I had one of those IDE-to-SATA converters lying around in my drawer for some reason. I used it to throw a modern 500G SSD into my old P4:
I transferred my Debian install from the period 160G HDD onto the SSD drive and now it’s nice and quiet, and quite a bit speedier than the original IDE HDD.
But I only use it with Linux because Windows XP doesn’t have TRIM support and will kill the SSD in short order if I run it. Linux on the other hand… no problem, it’s safe:
~$ lsblk --discard
NAME DISC-ALN DISC-GRAN DISC-MAX DISC-ZERO
fd0 0 0B 0B 0
fd1 0 0B 0B 0
sda 0 512B 2G 0
├─sda1 0 512B 2G 0
├─sda2 0 512B 2G 0
└─sda3 0 512B 2G 0
sr0 0 0B 0B 0
sr1 0 0B 0B 0
(Non-zero DISC-GRAN and DISC-MAX values indicates TRIM support)
Another proof that Linux is just plain better 😉
The machine has been rocking this disk all day long without any problem. I recommend this little doodad.
I was referring to other PCs you have. You were worried about not running trim would kill the ssd when it’s possible your new PC isn’t running trim either.

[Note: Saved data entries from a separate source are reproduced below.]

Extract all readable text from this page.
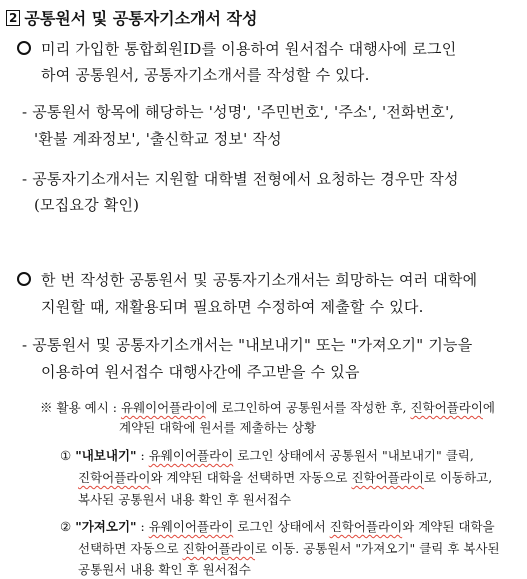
2 공통원서 및 공통자기소개서 작성
미리 가입한 통합회원ID를 이용하여 원서접수 대행사에 로그인
하여 공통원서, 공통자기소개서를 작성할 수 있다.
- 공통원서 항목에 해당하는 '성명', '주민번호', '주소', '전화번호',
'환불 계좌정보', '출신학교 정보' 작성
- 공통자기소개서는 지원할 대학별 전형에서 요청하는 경우만 작성
(모집요강 확인)
한 번 작성한 공통원서 및 공통자기소개서는 희망하는 여러 대학에
지원할 때, 재활용되며 필요하면 수정하여 제출할 수 있다.
- 공통원서 및 공통자기소개서는 "내보내기" 또는 "가져오기" 기능을
이용하여 원서접수 대행사간에 주고받을 수 있음
※ 활용 예시 : 유웨이어플라이에 로그인하여 공통원서를 작성한 후, 진학어플라이에
계약된 대학에 원서를 제출하는 상황
① "내보내기" : 유웨이어플라이 로그인 상태에서 공통원서 "내보내기" 클릭,
진학어플라이와 계약된 대학을 선택하면 자동으로 진학어플라이로 이동하고,
복사된 공통원서 내용 확인 후 원서접수
② "가져오기" : 유웨이어플라이 로그인 상태에서 진학어플라이와 계약된 대학을
선택하면 자동으로 진학어플라이로 이동. 공통원서 "가져오기" 클릭 후 복사된
공통원서 내용 확인 후 원서접수
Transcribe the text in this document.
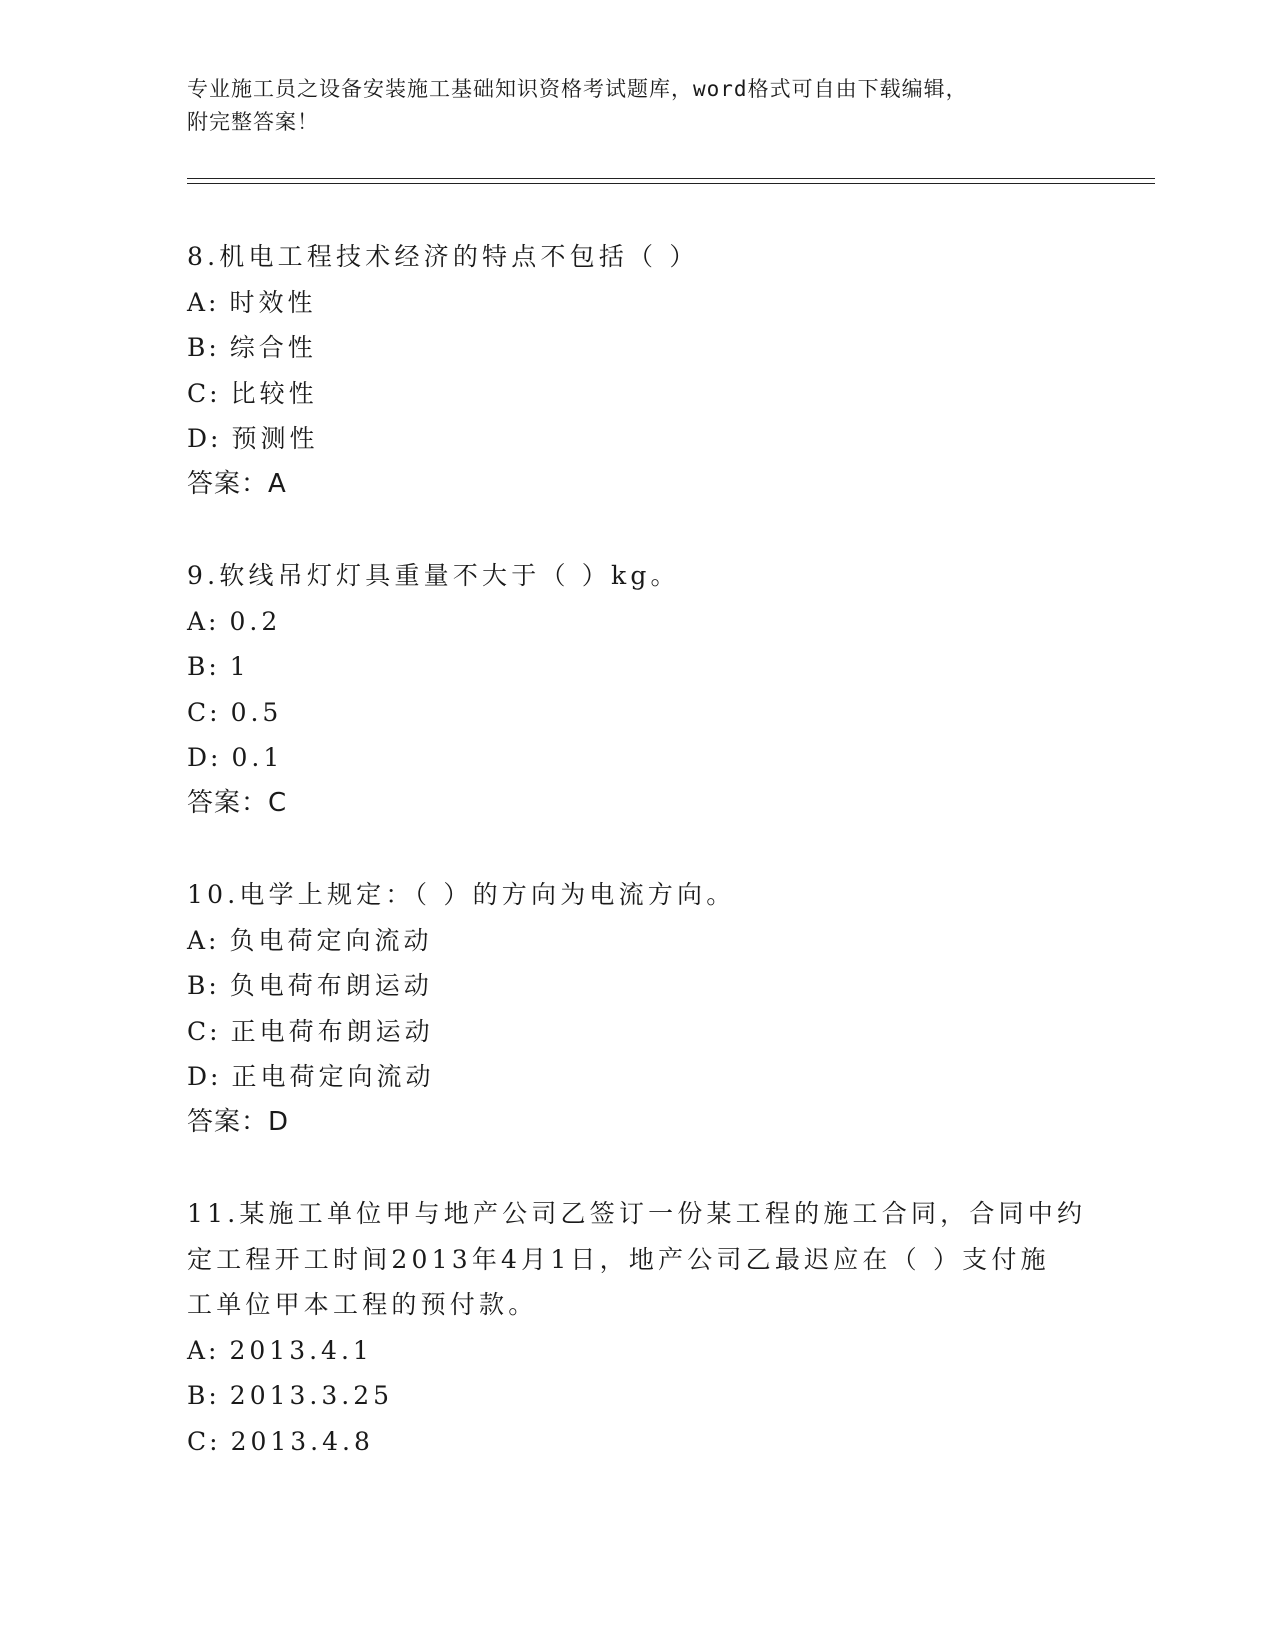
专业施工员之设备安装施工基础知识资格考试题库，word格式可自由下载编辑，
附完整答案！
8.机电工程技术经济的特点不包括（ ）
A: 时效性
B: 综合性
C: 比较性
D: 预测性
答案：A
9.软线吊灯灯具重量不大于（ ）kg。
A: 0.2
B: 1
C: 0.5
D: 0.1
答案：C
10.电学上规定：（ ）的方向为电流方向。
A: 负电荷定向流动
B: 负电荷布朗运动
C: 正电荷布朗运动
D: 正电荷定向流动
答案：D
11.某施工单位甲与地产公司乙签订一份某工程的施工合同，合同中约
定工程开工时间2013年4月1日，地产公司乙最迟应在（ ）支付施
工单位甲本工程的预付款。
A: 2013.4.1
B: 2013.3.25
C: 2013.4.8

Ah right okay. Well, I’m a developer. All my machines are either development machines or build servers and they all run Linux bare metal. I have no need for hypervisors. My main machine is 13 years old and it has 4 of the same 500G SSD I installed in the old P4, I’ve been beating the hell out of them 8 hours a day for years and they’re still doing fine.